Krassimir Terziev is an interdisciplinary artist whose work spans a diversity of media, including video/film, photography, painting/drawing, and text, questioning the boundaries between reality and fiction, while exploring the manifold transitions and tensions between a globalized world, dominated by overwhelming multiplicity of symbolic imagery, and its material groundings in technological, physical and human ‘hardware’. He holds a Ph.D. in Cultural Anthropology from Sofia University (2012), where is lecturing since, and an MA degree in Painting from the National Academy of Arts, Sofia (1997), where he lectured from 2009 to 2016. His work is part of the collections of Centre Pompidou/MNAM, Paris;  Arteast 2000+ Collection, Moderna Galerija  Ljubljana; Sofia City Art Gallery, Sofia; Art Collection Telekom, Bonn; Kunstsammlung HypoVereinsbank, Munich; Gaudenz B. Ruf Collection, Zurich/Vienna; Vladimir Illiev Collection, Sofia; Art Project Depot, Sofia; Dana and Georgi Voynov Collection, Sofia/Bucharest; among others. Born 1969 in Dobrich, Bulgaria. Lives and works in Sofia. Member of the Institute of Contemporary Art - Sofia.

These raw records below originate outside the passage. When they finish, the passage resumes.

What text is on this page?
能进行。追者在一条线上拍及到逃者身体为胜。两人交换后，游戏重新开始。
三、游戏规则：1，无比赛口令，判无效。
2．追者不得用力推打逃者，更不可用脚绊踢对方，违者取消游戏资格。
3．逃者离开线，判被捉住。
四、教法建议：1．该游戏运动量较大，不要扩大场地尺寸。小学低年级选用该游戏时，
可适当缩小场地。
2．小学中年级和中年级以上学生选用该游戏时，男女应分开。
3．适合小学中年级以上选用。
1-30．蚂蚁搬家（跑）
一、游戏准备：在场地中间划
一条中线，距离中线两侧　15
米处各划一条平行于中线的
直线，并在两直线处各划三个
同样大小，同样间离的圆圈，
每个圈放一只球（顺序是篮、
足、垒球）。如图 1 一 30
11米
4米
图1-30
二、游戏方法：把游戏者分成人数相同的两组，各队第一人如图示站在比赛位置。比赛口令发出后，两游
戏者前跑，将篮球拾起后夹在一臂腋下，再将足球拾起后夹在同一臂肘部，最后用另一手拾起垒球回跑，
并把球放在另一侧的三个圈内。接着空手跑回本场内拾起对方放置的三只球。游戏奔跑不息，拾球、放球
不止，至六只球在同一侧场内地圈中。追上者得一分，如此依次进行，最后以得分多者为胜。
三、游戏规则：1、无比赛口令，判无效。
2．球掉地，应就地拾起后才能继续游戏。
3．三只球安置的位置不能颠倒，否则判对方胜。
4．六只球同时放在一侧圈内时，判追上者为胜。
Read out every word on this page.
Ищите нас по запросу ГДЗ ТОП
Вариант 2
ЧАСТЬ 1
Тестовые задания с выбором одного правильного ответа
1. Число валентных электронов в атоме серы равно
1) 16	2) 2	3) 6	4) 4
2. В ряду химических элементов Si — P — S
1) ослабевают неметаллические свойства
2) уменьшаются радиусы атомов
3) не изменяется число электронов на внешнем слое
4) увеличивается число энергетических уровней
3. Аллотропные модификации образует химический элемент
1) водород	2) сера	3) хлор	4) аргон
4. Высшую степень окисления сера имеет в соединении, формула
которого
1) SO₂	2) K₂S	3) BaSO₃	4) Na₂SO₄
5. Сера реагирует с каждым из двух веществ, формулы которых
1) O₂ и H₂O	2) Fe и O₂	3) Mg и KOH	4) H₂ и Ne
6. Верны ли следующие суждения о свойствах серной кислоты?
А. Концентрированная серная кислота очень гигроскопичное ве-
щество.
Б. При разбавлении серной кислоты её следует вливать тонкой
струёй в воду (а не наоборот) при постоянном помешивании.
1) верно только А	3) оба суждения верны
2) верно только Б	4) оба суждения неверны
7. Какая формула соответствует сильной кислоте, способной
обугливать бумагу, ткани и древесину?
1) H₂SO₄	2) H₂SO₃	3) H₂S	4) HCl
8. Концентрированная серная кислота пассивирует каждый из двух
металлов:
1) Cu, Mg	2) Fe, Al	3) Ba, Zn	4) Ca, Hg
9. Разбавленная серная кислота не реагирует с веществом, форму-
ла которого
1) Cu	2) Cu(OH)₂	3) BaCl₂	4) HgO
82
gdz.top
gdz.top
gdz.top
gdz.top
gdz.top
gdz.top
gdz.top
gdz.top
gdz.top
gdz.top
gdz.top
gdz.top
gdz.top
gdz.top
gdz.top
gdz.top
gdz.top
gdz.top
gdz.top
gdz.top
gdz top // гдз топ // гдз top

Krassimir Terziev protrait, photo Boryana Pandova
Krassimir Terziev protrait, photo Boryana Pandova
Dr Tsvetelina Hristova is a Teaching Fellow in Global Media Managemt at the University of Southampton. She holds a Ph.D. in Cultural Studies from Western Sydney University (2021), MA in Cultural Anthropology from Sofia University (2013) and MA in Medieval Studies, Central European University (2006). Tsvetelina works on topics that interrogate the political significance of digital technology through the prism of Marxist studies, science and technology studies, and political science. Her research draws on analysis of specific cases such as the digitalisation of digital imaging diagnostics, the introduction of Aadhaar in India, automation in the Australian banking sector, the reconceptualization of privacy through encryption technologies, and the genealogy of different media of control in contemporary automation technologies. She has published in Big Data and Society and the International Journal of Communication, as well as academic and political journals in Eastern Europe. She is currently doing research on the intersection of temporality and visuality and its role in the automation of warehouse operations and white collar labour.